How to help young people manage their online identity
Practical advice for parents
There are pressures teens face online at a critical time when they are exploring and developing their identity. Despite being able to talk to more people than ever before, online judgement and pressure to fit in with a vast number of people can limit young people’s ability to be themselves online.

What is online identity?
Online identity is how we express ourselves online. Just like our offline identity, it gives people a picture of who we are.
“Very few people actually ‘choose’ their identity,” says Jonathan Ellicott. “Instead, it is created by outside influences such as friends, family and social interactions. We behave and portray ourselves in a way we are expected to behave in that present company. If this portrayal of ourselves does not line up with our actual values and ideals, it can make one feel lost and confused about who they actually are.”
The influence of social media
“Childhood and adolescence is a time when young people are discovering ‘who they are’ and explore their identity, style and character,” says Jonathan. “It is a time that helps young people form their own values, ideologies, and dictates the choices they make in the future.”
He says that the internet and social media are an “intrinsic part” of young people’s lives. The online space helps young people find groups with similar interests and tastes. They can “join communities they may not have access to offline, allowing them to grow and develop with the support of those with similar ideals.”
Unfortunately, the downside of this ability to connect is that those influencing young people’s online identity increases from “a small circle of friends and family to a potential pool of thousands of ‘friends’ and ‘followers’.”
How do we create our online identity?
As such, young people who are exploring their identity will learn “how they need to behave or look to get ‘likes’, ‘followers’ or ‘Snaps’ by their online audience.” The result often is that young people won’t fully express themselves or achieve their full potential.
How to develop an authentic online identity
Jonathan suggests exploring the online world with your child. “Discuss how the online world makes your child feel and encourage them to remember their positive qualities that make them unique,” he says.
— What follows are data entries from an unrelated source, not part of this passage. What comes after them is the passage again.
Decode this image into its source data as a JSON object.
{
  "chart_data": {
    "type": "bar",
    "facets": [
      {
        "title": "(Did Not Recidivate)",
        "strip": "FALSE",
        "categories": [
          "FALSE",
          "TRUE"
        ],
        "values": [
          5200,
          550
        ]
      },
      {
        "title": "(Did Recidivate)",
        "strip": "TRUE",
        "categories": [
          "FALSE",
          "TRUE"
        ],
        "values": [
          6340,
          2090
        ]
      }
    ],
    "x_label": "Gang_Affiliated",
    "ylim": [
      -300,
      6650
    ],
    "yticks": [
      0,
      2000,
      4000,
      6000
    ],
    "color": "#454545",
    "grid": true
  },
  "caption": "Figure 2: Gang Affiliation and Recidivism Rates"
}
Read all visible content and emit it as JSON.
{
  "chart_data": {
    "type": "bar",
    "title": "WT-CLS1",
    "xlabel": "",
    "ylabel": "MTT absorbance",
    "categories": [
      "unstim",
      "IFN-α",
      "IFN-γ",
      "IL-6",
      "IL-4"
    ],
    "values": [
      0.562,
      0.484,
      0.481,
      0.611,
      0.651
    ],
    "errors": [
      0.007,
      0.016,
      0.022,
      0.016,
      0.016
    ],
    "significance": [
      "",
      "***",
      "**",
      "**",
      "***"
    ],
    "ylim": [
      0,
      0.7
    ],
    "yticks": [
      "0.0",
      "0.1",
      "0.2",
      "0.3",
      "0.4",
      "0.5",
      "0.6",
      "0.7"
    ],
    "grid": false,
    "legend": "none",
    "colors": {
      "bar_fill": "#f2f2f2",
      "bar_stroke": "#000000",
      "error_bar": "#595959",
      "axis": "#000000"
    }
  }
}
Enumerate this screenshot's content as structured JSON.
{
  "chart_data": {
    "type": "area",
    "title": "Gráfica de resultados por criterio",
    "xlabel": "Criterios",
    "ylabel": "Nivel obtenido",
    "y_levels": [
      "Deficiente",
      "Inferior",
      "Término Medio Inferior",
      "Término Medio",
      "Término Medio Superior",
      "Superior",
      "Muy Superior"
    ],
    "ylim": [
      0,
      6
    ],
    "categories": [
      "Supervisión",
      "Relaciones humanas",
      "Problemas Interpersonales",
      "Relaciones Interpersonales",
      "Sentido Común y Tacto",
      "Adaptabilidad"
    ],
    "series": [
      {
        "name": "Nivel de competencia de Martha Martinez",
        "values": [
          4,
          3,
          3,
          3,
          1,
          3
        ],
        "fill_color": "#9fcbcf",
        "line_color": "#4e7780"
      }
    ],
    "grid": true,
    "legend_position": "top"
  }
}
He says it’s also important to talk bout the issues they might face, including the pressure to conform and negative reactions from others.
“Interacting online is a key part of their development and should be treated as with any other social interaction,” adds Jonathan. However, parents and carers must take the time to talk to children about the positive and negatives of the online world to help them to discover their own identity.
- Discuss what they enjoy and why (apps / Favourite vloggers/ website / social networks).
- Talk about how and who they share their lives with online – make sure to touch on what they would and wouldn’t share.
- Have a chat about what their online identity means to them and how they feel it reflects who they really are.
- Discuss the issues they may face such as pressure to conform or encountering negativity and provide guidance and advice.
- Encourage them to think about the intentions behind what people share and be sure to check sources of information if they seem too good to be true.
- Make sure they have a varied digital diet to ensure they are exposed to a range of ideas that will give them a balanced view of the world.
- To ensure they stay in control of the information they share online, get them to regularly check who they are friends with online and what data they are showing on the platforms they use.
- Doing a regular Google search on their name can be a simple way to manage what content is visible to everyone or remove content that may be incorrect or harmful to their reputation.
Discuss safe ways for them to stay authentic to who they are online. This could be only sharing certain content with people who offer positive encouragement and avoiding and reporting toxic environments online.
- Have regular check-ins about what they do online to be better prepared to offer your support.
- Steer them towards apps and platforms that will support their passions and help them express who they are.